Но тут Кармина пожелала узнать, много ли я успел сделать за нынешнее утро. Я, разумеется, не собирался сообщать ей, что отправил в отстойник «Несчастные лики» и готовился к лекции, которую вечером мне предстоит прочитать на улице Верди. Она нашла бы это весьма странным и подозрительным, потому что отлично знала о моем отношении к таким выступлениям, знала, что исключений тут не бывает и речь я поведу о «мифической структуре героя» – только о ней я и говорил, когда меня приглашали куда-нибудь прочесть лекцию. Сказать ей, что я сижу и готовлюсь к сегодняшней лекции на улице Верди, было бы все равно что сделать себе харакири, то есть навести ее на след, заронив подозрение о планах Роситы явиться и послушать меня.
Я сообщил ей, что написал аж три с половиной страницы о трагедии парикмахера, и она тотчас спросила, какого еще парикмахера и о какой трагедии. Я вспомнил, что и вправду никогда прежде о парикмахере не упоминал, и рассказал ей о Висенте Гедесе, парикмахере с улицы Дурбан, который несколько лет назад потерял жену и сына – их сбил пьяный водитель. Парикмахерская стала для бедняги спасительным убежищем, ничего другого в жизни у него не осталось.
– Какая глупость, – бросила Кармина и больше ничего не добавила.
– Ничего удивительного, – возразил я, разозлившись, – абсолютно ничего удивительного в этом нет и уж тем более ничего глупого. Ты разве никогда не слыхала о том, что некоторые люди переносят свою привязанность с любимого человека на какой-нибудь предмет, животное или птицу, скажем попугая?
– Какая глупость, – повторила она, и между нами повисло долгое молчание, напряженная пауза, и висела она, пока я, стараясь сгладить впечатление от моего странного, на ее взгляд, рассказа, не пустился в объяснения:
– Все мы испытываем потребность любить кого-то – кого-то или что-то.
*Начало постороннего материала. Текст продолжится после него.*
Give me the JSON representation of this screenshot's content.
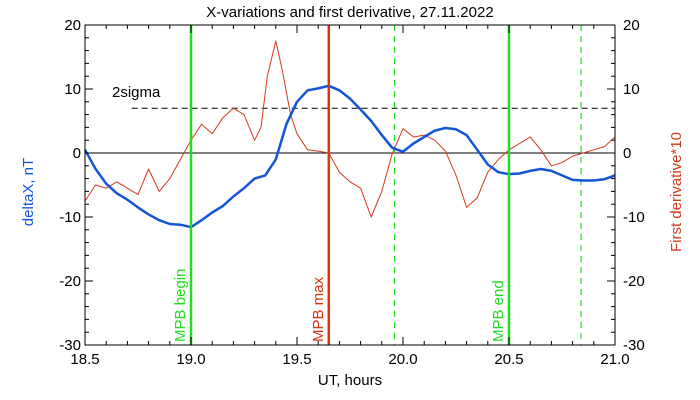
{
  "chart_data": {
    "type": "line",
    "title": "X-variations and first derivative, 27.11.2022",
    "xlabel": "UT, hours",
    "ylabel_left": "deltaX, nT",
    "ylabel_right": "First derivative*10",
    "xlim": [
      18.5,
      21.0
    ],
    "ylim": [
      -30,
      20
    ],
    "x_ticks": [
      "18.5",
      "19.0",
      "19.5",
      "20.0",
      "20.5",
      "21.0"
    ],
    "y_ticks": [
      "20",
      "10",
      "0",
      "-10",
      "-20",
      "-30"
    ],
    "threshold_label": "2sigma",
    "threshold_value": 7,
    "zero_line": 0,
    "colors": {
      "deltaX": "#1454d6",
      "derivative": "#d43a1c",
      "mpb_edges": "#22dd22",
      "mpb_max": "#dd3311",
      "dashed_green": "#22dd22",
      "axes": "#000000"
    },
    "vertical_markers": [
      {
        "x": 19.0,
        "label": "MPB begin",
        "color": "#22dd22",
        "style": "solid"
      },
      {
        "x": 19.65,
        "label": "MPB max",
        "color": "#dd3311",
        "style": "solid"
      },
      {
        "x": 20.5,
        "label": "MPB end",
        "color": "#22dd22",
        "style": "solid"
      }
    ],
    "dashed_markers": [
      19.96,
      20.84
    ],
    "series": [
      {
        "name": "deltaX, nT",
        "color": "#1454d6",
        "x": [
          18.5,
          18.55,
          18.6,
          18.65,
          18.7,
          18.75,
          18.8,
          18.85,
          18.9,
          18.95,
          19.0,
          19.05,
          19.1,
          19.15,
          19.2,
          19.25,
          19.3,
          19.35,
          19.4,
          19.45,
          19.5,
          19.55,
          19.6,
          19.65,
          19.7,
          19.75,
          19.8,
          19.85,
          19.9,
          19.95,
          20.0,
          20.05,
          20.1,
          20.15,
          20.2,
          20.25,
          20.3,
          20.35,
          20.4,
          20.45,
          20.5,
          20.55,
          20.6,
          20.65,
          20.7,
          20.75,
          20.8,
          20.85,
          20.9,
          20.95,
          21.0
        ],
        "y": [
          0.5,
          -2.5,
          -4.8,
          -6.3,
          -7.3,
          -8.5,
          -9.6,
          -10.5,
          -11.1,
          -11.2,
          -11.6,
          -10.5,
          -9.3,
          -8.3,
          -6.8,
          -5.5,
          -4.0,
          -3.5,
          -1.0,
          4.5,
          8.0,
          9.8,
          10.1,
          10.5,
          9.8,
          8.5,
          6.8,
          5.0,
          2.8,
          0.8,
          0.2,
          1.5,
          2.5,
          3.5,
          3.9,
          3.7,
          2.8,
          0.5,
          -1.8,
          -3.0,
          -3.3,
          -3.2,
          -2.8,
          -2.5,
          -2.8,
          -3.5,
          -4.2,
          -4.3,
          -4.3,
          -4.1,
          -3.5
        ]
      },
      {
        "name": "First derivative*10",
        "color": "#d43a1c",
        "x": [
          18.5,
          18.55,
          18.6,
          18.65,
          18.7,
          18.75,
          18.8,
          18.85,
          18.9,
          18.95,
          19.0,
          19.05,
          19.1,
          19.15,
          19.2,
          19.25,
          19.3,
          19.33,
          19.36,
          19.4,
          19.43,
          19.47,
          19.5,
          19.55,
          19.6,
          19.65,
          19.7,
          19.75,
          19.8,
          19.85,
          19.9,
          19.95,
          20.0,
          20.05,
          20.1,
          20.15,
          20.2,
          20.25,
          20.3,
          20.35,
          20.4,
          20.45,
          20.5,
          20.55,
          20.6,
          20.65,
          20.7,
          20.75,
          20.8,
          20.85,
          20.9,
          20.95,
          21.0
        ],
        "y": [
          -7.5,
          -5.0,
          -5.5,
          -4.5,
          -5.5,
          -6.5,
          -2.5,
          -6.0,
          -4.0,
          -1.0,
          2.0,
          4.5,
          3.0,
          5.5,
          7.0,
          6.0,
          2.0,
          4.0,
          12.0,
          17.5,
          13.0,
          6.0,
          3.0,
          0.5,
          0.3,
          0.0,
          -3.0,
          -4.5,
          -5.5,
          -10.0,
          -6.0,
          0.0,
          3.8,
          2.5,
          2.8,
          2.0,
          0.3,
          -3.5,
          -8.5,
          -7.0,
          -3.0,
          -1.0,
          0.5,
          1.5,
          2.5,
          0.5,
          -2.0,
          -1.5,
          -0.5,
          0.0,
          0.5,
          1.0,
          2.5
        ]
      }
    ]
  }
}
Парикмахер, например, обратил всю силу своих чувств на парикмахерскую. О таком необычном и на первый взгляд странном варианте любви я и писал все сегодняшнее утро.
По-моему, я говорил очень убедительно, но на самом деле, видимо, ход получился не слишком удачным, потому что Кармина, словно почувствовав укол женской интуиции – должен признать, крайне изощренной и острой, – вдруг, к полной моей неожиданности, спросила прямо в лоб: а не подала ли каких-либо признаков жизни ее сестрица Росита?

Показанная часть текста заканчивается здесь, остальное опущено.